Then ‘The Texan’ is admitted to the ward who ‘turned out to be good-natured,
generous, and likable. In three days no one could stand him.’
As a result,
Yossarian discharges himself. Movement.

But movement towards or away from what? From what the character wants.
What Yossarian wants is to get out of the war (or just have an easier time
of it). But he is constantly frustrated by the illogic of the US army
system, the behaviour of his fellow soldiers (very rarely the enemy), and
war itself. The more he wants, and the more thoroughly he is frustrated,
the more engaging the plot becomes.

The minor characters also display movement.

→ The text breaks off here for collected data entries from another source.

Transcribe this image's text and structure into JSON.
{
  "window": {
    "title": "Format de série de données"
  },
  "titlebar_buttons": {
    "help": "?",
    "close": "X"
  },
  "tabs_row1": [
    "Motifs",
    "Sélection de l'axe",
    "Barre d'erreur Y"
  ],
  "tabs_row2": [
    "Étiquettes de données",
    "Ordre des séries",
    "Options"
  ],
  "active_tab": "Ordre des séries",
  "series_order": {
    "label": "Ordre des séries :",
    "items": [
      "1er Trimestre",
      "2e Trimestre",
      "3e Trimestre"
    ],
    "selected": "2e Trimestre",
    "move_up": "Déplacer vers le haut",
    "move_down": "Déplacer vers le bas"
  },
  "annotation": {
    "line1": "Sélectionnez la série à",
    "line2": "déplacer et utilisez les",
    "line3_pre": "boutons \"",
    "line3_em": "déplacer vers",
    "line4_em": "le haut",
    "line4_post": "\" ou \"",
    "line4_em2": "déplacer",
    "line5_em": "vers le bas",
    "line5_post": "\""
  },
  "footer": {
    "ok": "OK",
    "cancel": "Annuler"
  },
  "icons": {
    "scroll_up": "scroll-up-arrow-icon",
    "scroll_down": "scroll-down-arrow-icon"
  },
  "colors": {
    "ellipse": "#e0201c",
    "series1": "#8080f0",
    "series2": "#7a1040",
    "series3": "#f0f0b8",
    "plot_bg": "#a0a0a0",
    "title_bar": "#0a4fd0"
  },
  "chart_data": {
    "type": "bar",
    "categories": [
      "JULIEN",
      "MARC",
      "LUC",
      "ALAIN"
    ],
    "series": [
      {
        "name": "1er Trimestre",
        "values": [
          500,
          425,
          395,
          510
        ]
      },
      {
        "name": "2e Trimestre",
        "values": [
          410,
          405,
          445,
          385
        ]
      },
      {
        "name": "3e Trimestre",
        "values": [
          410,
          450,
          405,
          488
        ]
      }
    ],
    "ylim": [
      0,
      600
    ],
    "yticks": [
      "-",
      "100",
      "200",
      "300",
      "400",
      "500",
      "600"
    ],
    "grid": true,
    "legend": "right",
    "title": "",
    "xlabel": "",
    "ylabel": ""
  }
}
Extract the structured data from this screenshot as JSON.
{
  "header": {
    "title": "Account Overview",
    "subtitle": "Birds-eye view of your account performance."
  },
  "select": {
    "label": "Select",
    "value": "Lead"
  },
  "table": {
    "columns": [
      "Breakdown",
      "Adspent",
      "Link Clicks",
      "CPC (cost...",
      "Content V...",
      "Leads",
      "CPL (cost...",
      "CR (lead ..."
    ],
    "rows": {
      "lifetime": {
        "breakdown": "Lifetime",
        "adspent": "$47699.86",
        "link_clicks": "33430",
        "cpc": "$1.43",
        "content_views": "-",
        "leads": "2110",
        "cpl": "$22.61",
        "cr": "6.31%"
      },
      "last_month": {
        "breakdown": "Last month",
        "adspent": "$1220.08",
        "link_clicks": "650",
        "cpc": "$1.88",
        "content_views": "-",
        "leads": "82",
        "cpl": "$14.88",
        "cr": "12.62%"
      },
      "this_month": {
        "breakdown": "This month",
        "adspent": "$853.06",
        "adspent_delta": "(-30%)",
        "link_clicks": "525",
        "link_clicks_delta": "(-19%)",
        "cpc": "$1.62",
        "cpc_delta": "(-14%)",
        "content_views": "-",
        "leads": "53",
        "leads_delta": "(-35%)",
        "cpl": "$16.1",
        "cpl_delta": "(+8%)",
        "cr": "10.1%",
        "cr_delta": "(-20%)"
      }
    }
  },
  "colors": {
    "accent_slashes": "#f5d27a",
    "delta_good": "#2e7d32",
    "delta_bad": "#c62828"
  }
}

Often crossing paths and
hindering one another, as well as Yossarian.

There may well be a book in which there is no movement. But even in The
Outsider
the main character moves physically and in action. He may not
change emotionally. But that very lack of change is the point.

Movement can happen anywhere. Greg Mosse points out that it even occurs in
a paragraph. This is from Sightlines by Kathleen Jamie:

There’s no swell to speak of, just the little lapping waves, so landing is
just a matter of running the Zodiacs up onto the stony beach, allowing us to
jump ashore. Not jump exactly: we swing our legs over the sides of the
inflatable, and drop down onto the land, ideally between waves. You don’t
want to get your feet wet, because they’d soon freeze.

The puzzle set up is, where are we? Also, what is this ‘Zodiac’? The
‘inflatable’ tells us, if we didn’t know. And the final line gives us even
more information. The movement is towards resolution of a mystery. It
creates modest drama and tells us more about where we are. If the final
line had been at the start, it would just have been journalism.

Chapters start in one place, finish in another; sub-plots progress in tandem
with the main one. The main movement though, is in characters and what they
want. It must be a movement engaging enough for the reader to want to find
out what happens next. The question for the writer is, does this volition
interest me, drive me, turn me on, appal me, inspire me, horrify me, attract
me, fascinate me, impress me. If not, the fight for it, frustration in
achieving and final resolution are unlikely to interest the reader.

The battle between Arya and her captor will continue until the final
resolution: moving forward, backward, forward again. But always moving.